Roxy snickered. I was stunned by Miranda's outrageous, and patently false, claim. I stood up, saying, "You're making that up. There is no such word as cataclysient, and even if there was, I'm not it. I'm just a simple woman trying to do you a favor, and I resent the fact that you can think something so ridiculous about me. Sheesh!"
"Oh, I don't know," Roxy started to say. I mouthed that I'd get her later. She just grinned and continued on. "There's just something about you that shrieks cataclysmic disaster. I think Miranda's dead on."
"You would."
"Ladies!"
We stopped sniping and looked at our friend. She shook her Invocation candle at us. "I don't know what exactly the Goddess chose to reveal to your eyes, but I do know this—you are taking her gift far too lightly. There is purpose behind everything she reveals, and if you do not take careful heed of her warnings, you will suffer."

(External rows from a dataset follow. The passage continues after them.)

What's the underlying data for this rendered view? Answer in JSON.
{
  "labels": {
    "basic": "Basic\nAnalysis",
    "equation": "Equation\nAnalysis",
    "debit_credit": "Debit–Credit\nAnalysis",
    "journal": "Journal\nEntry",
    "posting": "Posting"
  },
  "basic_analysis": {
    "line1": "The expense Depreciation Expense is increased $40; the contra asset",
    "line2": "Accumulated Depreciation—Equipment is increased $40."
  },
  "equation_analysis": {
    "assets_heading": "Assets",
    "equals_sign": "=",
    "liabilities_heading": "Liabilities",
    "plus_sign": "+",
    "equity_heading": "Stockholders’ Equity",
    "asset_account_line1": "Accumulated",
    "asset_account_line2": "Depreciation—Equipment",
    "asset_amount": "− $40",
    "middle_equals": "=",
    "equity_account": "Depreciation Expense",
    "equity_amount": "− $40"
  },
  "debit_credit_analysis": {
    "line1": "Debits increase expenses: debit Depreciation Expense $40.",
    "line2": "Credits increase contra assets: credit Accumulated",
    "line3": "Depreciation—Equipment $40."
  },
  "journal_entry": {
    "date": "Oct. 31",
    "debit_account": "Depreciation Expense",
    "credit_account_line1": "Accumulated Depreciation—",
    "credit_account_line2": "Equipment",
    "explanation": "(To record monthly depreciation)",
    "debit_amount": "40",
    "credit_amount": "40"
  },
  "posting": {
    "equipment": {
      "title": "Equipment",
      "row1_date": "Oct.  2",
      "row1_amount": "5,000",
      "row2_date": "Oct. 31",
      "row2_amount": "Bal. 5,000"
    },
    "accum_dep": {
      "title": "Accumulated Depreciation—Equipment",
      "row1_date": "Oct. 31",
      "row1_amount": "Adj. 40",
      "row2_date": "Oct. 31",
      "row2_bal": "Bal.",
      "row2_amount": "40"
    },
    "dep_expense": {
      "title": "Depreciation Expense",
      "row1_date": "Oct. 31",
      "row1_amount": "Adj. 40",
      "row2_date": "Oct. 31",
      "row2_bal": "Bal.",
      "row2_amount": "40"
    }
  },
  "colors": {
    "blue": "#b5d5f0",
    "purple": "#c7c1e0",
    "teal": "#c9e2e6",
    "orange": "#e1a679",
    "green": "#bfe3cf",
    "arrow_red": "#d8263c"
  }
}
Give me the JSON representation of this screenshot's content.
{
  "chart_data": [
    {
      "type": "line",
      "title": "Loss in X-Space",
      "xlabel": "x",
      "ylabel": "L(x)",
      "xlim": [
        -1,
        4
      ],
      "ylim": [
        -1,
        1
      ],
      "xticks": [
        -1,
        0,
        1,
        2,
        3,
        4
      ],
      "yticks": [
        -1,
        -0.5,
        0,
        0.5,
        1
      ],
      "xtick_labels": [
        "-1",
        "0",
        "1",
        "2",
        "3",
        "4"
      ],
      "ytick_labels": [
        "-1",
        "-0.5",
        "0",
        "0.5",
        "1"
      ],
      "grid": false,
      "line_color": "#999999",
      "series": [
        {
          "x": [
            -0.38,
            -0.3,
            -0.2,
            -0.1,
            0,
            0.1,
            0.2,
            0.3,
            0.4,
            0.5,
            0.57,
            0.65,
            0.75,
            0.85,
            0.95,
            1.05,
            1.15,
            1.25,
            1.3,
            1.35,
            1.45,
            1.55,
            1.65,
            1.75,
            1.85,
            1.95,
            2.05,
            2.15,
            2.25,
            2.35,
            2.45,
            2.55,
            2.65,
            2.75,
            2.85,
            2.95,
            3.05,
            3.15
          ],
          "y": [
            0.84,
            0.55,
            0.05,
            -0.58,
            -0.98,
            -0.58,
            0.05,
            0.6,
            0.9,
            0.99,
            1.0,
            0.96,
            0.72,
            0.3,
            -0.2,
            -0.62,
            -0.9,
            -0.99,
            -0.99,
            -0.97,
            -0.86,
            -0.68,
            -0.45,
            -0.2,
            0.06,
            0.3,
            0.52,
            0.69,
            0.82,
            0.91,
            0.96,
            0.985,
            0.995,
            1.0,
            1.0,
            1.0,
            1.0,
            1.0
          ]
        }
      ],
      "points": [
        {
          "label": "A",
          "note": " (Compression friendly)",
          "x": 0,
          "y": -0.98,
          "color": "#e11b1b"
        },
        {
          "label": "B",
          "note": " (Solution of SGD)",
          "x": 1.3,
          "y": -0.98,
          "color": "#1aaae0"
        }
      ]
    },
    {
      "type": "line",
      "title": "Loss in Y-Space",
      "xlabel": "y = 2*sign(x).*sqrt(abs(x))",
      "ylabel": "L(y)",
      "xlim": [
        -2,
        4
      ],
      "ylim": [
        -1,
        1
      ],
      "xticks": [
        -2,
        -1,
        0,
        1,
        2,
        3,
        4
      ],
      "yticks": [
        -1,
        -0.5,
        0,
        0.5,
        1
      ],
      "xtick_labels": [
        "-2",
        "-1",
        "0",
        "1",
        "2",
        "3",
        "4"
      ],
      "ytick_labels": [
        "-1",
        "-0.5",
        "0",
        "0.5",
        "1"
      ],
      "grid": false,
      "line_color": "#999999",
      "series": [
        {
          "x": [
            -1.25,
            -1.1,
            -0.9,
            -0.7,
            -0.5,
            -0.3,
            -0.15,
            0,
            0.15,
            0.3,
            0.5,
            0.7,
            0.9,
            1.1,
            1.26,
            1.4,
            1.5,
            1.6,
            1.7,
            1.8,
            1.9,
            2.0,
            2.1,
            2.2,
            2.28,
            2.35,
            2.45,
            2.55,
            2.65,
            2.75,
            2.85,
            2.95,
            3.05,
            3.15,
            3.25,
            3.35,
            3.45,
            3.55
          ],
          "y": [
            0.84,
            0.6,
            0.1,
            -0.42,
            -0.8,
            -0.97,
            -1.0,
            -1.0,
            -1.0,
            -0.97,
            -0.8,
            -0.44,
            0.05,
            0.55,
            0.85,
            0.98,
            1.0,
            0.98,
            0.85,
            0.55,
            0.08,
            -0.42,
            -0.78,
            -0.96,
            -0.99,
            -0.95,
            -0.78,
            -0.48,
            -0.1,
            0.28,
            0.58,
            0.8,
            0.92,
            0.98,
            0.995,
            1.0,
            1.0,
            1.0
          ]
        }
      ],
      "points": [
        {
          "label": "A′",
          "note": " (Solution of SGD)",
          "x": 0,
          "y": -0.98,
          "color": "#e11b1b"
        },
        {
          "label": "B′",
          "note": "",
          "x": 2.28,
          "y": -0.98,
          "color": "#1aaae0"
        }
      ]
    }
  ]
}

"Are you trying to scare us?" I asked.
"If she is, she's doing a good job," Roxy muttered sotto voce. I agreed wholeheartedly.
"Yes, I am, if that's what it will take to bring you to your senses. The Goddess did not share her vision of your future with me, Joy, but this I sense: If you continue down the path you have started, you place your life, your very soul, at risk. Please keep the Goddess's words close to your heart, and make no foolish decisions."
It wasn't so much Miranda's words, but the almost tangible sense of fear surrounding her that remained with me, still palpable almost an hour later as we drove through the winding roads toward the small town on the southern Oregon coast where we lived.
"What are you going to do?" Roxy asked.
"About what?"
She shot a fast glance at me out of the corner of her eye as she turned down the street where I lived in a tiny studio apartment. "About our trip. I know you think I'm an idiot to spend my two weeks in Europe hunting down a Dark One, but I was hoping you'd come with me because I think we'd have a lot of fun. Now… well, now you have a really good reason to go to Paris instead."
I shrugged. "You know, I like Miranda a lot, she's a very kind and giving person, but I have to tell you—it just rankles when someone tells me not to do something. It makes me all that much more determined to do it. And this whole business with the 'child of darkness,' and a soulless wonder—well, you have to admit it sounds like it's straight out of a book. And not a very well-written one, either."
Roxy pulled into the driveway leading to my apartment. "So you're going to come with me, then? You'll help me find a Moravian Dark One?"
"No." I levered myself out of her car, making yet another mental promise that I'd never ride in that car again without first losing twenty pounds. "I won't help you find a make-believe being that doesn't exist anywhere but in the world of fiction; however, I will go with you to the Czech Republic, but only because it's an historic area that sounds interesting, and because you have absolutely no ability with foreign languages. I'd never be able to live with myself if you ended up in some Czech prison because you inadvertently propositioned some policeman rather than asking him where the nearest toilet was. I'll come with you, but don't expect me to pander to your idiocy over vampires and others of their ilk."
She grinned, her eyes shadowed in the flat glow of the overhead light. "Dante's castle is next door to the town I'm going to, you know. You said you want to see some castles while we're in Europe, and if we hang around Dante's long enough, we might get a glimpse of him. I'm going to take all my books just in case we can corner him."